Ball Aerospace completes preliminary design review of NASA's IXPE mission
A preliminary design review of NASA's Imaging X-Ray Polarimetry Explorer (IXPE) space-based astrophysics observatory was completed in late June at Ball Aerospace's Boulder, Colo. facility led by NASA's Marshall Space Flight Center, with support from Ball Aerospace, the Italian Space Agency (ASI) and other industry partners.
IXPE is a Small Explorer, or SMEX mission, which is part of NASA's Astrophysics Explorer Program. Dr. Martin C. Weisskopf, NASA Marshall Space Flight Center, is the principal investigator for the mission. Once launched in 2021, IXPE will measure the polarization of cosmic X-rays to improve our understanding of the fundamental physics of extreme and exotic objects in the universe.

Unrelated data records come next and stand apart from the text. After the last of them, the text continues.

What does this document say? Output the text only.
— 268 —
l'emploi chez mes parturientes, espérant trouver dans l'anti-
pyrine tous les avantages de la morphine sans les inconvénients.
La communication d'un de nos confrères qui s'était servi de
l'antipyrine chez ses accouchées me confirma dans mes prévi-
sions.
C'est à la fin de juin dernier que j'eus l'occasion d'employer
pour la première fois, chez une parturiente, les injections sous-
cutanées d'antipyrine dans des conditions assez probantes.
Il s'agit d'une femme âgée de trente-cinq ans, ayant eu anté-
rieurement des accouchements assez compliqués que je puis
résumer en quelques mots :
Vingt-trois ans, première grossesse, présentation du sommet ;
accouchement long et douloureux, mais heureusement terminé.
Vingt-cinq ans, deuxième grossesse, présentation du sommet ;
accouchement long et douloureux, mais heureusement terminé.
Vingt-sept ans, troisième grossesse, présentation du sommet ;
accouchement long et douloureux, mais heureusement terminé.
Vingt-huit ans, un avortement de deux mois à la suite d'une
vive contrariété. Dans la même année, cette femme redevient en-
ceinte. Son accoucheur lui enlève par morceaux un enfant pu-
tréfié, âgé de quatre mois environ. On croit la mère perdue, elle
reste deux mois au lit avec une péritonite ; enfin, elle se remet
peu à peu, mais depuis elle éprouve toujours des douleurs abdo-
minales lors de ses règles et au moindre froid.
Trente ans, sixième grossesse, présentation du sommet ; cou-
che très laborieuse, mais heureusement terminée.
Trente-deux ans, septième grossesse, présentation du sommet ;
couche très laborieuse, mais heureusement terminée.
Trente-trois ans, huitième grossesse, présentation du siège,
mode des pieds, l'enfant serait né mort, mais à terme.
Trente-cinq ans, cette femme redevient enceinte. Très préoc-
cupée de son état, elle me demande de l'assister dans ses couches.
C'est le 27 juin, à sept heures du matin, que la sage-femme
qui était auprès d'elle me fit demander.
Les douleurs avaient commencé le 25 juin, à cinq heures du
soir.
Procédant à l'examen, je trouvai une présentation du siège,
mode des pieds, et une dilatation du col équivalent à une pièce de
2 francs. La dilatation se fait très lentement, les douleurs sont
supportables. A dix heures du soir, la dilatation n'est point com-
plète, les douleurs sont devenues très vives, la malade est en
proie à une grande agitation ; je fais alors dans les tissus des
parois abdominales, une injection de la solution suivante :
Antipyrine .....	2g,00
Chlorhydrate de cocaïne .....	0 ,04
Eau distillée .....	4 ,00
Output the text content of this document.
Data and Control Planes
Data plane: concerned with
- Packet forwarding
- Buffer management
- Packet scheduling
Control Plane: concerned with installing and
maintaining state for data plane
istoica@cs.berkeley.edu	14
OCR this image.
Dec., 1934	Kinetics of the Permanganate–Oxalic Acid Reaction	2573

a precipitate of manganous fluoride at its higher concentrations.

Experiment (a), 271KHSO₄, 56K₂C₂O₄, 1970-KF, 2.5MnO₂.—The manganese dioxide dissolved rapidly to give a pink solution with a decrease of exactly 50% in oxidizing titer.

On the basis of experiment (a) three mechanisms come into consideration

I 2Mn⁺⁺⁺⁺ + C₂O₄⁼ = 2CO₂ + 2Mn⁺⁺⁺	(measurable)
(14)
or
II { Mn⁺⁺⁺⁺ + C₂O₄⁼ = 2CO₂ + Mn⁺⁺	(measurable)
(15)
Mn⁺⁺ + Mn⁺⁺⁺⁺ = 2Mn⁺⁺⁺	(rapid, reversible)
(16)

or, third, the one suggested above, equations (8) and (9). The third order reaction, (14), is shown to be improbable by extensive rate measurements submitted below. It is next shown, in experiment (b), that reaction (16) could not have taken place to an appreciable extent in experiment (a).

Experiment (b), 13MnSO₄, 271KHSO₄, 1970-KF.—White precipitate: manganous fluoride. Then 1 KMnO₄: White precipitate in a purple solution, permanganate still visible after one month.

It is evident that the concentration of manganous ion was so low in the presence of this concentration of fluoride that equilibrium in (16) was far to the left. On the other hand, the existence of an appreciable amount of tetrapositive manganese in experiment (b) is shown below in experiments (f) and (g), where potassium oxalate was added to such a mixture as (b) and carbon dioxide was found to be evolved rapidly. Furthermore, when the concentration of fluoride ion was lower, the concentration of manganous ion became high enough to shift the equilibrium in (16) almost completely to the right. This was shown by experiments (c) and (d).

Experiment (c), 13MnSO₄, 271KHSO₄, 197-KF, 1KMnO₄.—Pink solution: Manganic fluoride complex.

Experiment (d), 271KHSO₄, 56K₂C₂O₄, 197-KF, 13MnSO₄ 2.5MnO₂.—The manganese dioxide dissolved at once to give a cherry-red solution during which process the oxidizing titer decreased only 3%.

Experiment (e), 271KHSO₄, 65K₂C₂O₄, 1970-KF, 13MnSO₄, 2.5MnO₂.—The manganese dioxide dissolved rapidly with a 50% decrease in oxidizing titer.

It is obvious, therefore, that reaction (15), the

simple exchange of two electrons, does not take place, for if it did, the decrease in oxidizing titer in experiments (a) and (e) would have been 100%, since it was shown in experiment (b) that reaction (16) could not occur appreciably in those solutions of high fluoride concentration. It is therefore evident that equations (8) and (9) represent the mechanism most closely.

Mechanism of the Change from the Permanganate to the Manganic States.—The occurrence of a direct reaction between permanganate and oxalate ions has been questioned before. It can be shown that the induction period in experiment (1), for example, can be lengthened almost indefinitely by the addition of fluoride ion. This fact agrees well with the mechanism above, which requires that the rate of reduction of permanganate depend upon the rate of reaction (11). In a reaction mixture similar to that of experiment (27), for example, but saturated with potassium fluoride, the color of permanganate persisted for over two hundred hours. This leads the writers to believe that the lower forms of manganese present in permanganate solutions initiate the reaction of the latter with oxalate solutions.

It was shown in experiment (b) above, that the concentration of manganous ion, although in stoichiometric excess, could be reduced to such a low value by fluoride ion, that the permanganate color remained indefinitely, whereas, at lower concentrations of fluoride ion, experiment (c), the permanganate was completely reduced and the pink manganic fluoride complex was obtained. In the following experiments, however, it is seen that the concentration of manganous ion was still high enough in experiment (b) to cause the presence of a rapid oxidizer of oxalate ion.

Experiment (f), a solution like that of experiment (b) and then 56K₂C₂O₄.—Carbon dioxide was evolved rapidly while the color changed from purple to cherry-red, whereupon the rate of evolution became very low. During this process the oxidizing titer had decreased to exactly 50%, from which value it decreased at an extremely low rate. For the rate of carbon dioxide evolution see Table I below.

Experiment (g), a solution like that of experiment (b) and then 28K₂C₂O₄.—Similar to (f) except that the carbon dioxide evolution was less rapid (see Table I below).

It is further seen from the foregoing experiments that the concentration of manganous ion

"The IXPE mission is an excellent example of a highly-integrated government and industry working together for a common goal," said Jim Oschmann, vice president and general manager of Civil Space, Ball Aerospace. "IXPE will explore, and for the first time discover, hidden details of some of the most unique objects in our universe, such as neutron stars and stellar and supermassive black holes."
Ball Aerospace is responsible for providing the IXPE spacecraft, mechanical and structural elements of the payload, observatory assembly, integration and test and mission operations for IXPE. Ball Aerospace will leverage its Ball Configurable Platform (BCP) heritage, a satellite bus that has a history of exceeding mission design life. The BCP has a broad spectrum of capabilities, is highly-reliable and has proven stability and pointing performance, which are essential for astrophysics missions. For example, the versatile BCP line has flown in a variety of orbits with a wide assortment of payloads, including electro-optical payloads (Kepler photometer, Deep Impact imagers, Ozone Mapping and Profiler Suite spectrometer) with high-accuracy pointing requirements such as NASA's Kepler telescope. The IXPE mission will fly the smallest BCP model, about the size of a mini refrigerator, which is similar in size to the BCP built for the upcoming launch of NASA's Green Propellant Infusion Mission.